APR: As low as 10% for cards from credit unions, or 11% to 24% for cards with big issuers

Fees: Some cards have annual fees

Minimum FICO score: Typically a score of at least 630 is needed

Health Savings Account

If you can afford to pay for fertility treatments without borrowing money, using a health savings account presents tax advantages worth considering, Sullivan says. They reduce your taxable income, the money in the account grows tax-free and you pay no taxes when you pay for eligible medical expenses. This can even include ancillary costs related to IVF treatments, Sullivan says.

You can qualify for an HSA if you have a high-deductible health insurance plan as defined by the IRS. For 2017, that means an individual plan with an out-of-pocket maximum of $6,550 and a minimum deductible of $1,300. For family plans, the out-of-pocket maximum is $13,100 and the minimum deductible is $2,600.

There’s a limit to how much you can set aside each year. For individual plans for 2017, the most you can contribute is $3,400, and for family plans, it’s $6,750. If you’re over 55 years old, you can add an additional $1,000 annually. Unlike flexible spending accounts, HSAs roll over each year.

Most health insurance providers offer HSAs, but if yours doesn’t, you can get one through most financial institutions. If you have an HSA through your employer, you can set up automatic contributions directly from your paycheck.

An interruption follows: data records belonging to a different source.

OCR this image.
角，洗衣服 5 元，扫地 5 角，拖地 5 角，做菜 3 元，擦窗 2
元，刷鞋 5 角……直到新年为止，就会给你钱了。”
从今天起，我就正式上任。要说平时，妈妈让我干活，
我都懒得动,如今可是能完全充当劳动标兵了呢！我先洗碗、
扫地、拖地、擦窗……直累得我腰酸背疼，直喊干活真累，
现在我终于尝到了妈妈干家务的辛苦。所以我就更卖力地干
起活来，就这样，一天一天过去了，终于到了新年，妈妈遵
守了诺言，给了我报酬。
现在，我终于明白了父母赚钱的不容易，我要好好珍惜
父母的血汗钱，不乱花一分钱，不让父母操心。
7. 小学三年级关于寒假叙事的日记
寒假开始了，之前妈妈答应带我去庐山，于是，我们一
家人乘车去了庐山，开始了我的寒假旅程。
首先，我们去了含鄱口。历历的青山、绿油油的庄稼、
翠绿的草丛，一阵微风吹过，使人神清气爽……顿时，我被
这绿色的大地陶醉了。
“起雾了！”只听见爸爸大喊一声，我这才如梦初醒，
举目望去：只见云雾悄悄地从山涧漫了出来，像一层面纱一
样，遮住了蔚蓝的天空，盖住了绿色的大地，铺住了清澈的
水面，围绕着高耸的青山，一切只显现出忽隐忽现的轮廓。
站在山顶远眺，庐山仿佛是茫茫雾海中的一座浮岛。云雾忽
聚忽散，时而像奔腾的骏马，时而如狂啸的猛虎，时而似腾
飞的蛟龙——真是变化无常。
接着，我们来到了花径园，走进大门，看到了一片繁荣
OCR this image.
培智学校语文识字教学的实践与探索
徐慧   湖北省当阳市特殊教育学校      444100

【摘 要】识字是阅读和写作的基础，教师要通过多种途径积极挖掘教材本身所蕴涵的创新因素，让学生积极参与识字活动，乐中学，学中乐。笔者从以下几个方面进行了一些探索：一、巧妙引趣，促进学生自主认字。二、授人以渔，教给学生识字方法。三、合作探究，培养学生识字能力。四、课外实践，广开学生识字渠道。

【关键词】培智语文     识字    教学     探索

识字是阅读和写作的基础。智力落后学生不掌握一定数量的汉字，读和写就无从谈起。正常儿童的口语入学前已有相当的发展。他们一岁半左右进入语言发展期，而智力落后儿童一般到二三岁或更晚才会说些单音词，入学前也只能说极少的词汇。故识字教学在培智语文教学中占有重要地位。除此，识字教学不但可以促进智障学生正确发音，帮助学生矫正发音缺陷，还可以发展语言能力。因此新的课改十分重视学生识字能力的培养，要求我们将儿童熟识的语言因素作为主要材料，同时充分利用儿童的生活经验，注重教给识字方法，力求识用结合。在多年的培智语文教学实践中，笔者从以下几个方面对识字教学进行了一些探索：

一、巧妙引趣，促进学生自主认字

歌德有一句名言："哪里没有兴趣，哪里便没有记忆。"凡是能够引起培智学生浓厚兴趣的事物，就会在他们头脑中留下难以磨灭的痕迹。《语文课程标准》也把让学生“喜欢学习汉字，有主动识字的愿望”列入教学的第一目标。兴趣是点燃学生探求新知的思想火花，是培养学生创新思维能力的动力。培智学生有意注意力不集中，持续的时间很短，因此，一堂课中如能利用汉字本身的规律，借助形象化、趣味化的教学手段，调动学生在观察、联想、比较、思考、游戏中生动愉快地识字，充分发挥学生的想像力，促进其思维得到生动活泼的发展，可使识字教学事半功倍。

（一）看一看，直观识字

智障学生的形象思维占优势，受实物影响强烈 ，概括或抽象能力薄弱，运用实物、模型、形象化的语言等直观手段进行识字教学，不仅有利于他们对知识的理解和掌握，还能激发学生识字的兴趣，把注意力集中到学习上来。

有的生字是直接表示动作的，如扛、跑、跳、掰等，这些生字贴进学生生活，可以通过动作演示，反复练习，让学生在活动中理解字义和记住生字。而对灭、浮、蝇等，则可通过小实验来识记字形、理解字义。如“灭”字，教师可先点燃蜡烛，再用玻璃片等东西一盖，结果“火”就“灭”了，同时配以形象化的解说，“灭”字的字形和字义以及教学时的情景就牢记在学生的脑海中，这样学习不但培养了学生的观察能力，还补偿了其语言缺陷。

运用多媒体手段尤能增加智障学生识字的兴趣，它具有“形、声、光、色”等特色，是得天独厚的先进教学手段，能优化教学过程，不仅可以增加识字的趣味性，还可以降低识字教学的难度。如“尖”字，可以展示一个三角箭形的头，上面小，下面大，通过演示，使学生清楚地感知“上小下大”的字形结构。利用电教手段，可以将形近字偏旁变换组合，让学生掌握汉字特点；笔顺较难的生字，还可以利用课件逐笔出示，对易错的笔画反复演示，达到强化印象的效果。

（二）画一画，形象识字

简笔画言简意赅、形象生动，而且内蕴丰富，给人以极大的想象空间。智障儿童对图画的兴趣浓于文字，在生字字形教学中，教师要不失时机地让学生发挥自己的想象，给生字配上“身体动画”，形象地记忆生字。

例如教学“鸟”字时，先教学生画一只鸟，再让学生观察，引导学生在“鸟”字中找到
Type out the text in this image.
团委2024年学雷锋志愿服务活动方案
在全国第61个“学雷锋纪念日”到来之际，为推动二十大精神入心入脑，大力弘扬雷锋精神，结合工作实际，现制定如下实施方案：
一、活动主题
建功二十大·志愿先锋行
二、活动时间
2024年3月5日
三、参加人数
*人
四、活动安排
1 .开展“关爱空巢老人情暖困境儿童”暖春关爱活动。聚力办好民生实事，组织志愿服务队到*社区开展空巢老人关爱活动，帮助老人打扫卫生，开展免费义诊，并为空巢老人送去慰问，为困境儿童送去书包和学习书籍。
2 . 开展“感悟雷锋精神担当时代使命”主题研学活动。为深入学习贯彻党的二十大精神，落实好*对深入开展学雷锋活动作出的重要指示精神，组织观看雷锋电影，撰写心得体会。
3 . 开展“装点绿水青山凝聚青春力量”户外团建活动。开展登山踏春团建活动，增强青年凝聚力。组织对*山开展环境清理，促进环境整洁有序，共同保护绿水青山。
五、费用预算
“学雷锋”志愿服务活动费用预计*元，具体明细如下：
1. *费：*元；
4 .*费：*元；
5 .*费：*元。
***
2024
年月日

Who it’s best for: Patients who can afford to pay with cash and have high-deductible health insurance plans

Emily Starbuck Crone is a staff writer at NerdWallet, a personal finance website. Email: emily.crone@nerdwallet.com.

FertilityIQ Methodology: FertilityIQ’s data was collected between July 10, 2015 and February 19, 2017 via a survey of 3,192 patients who underwent at least one complete IVF cycle in the United States. The total number of IVF cycles completed by all patients was 7,141.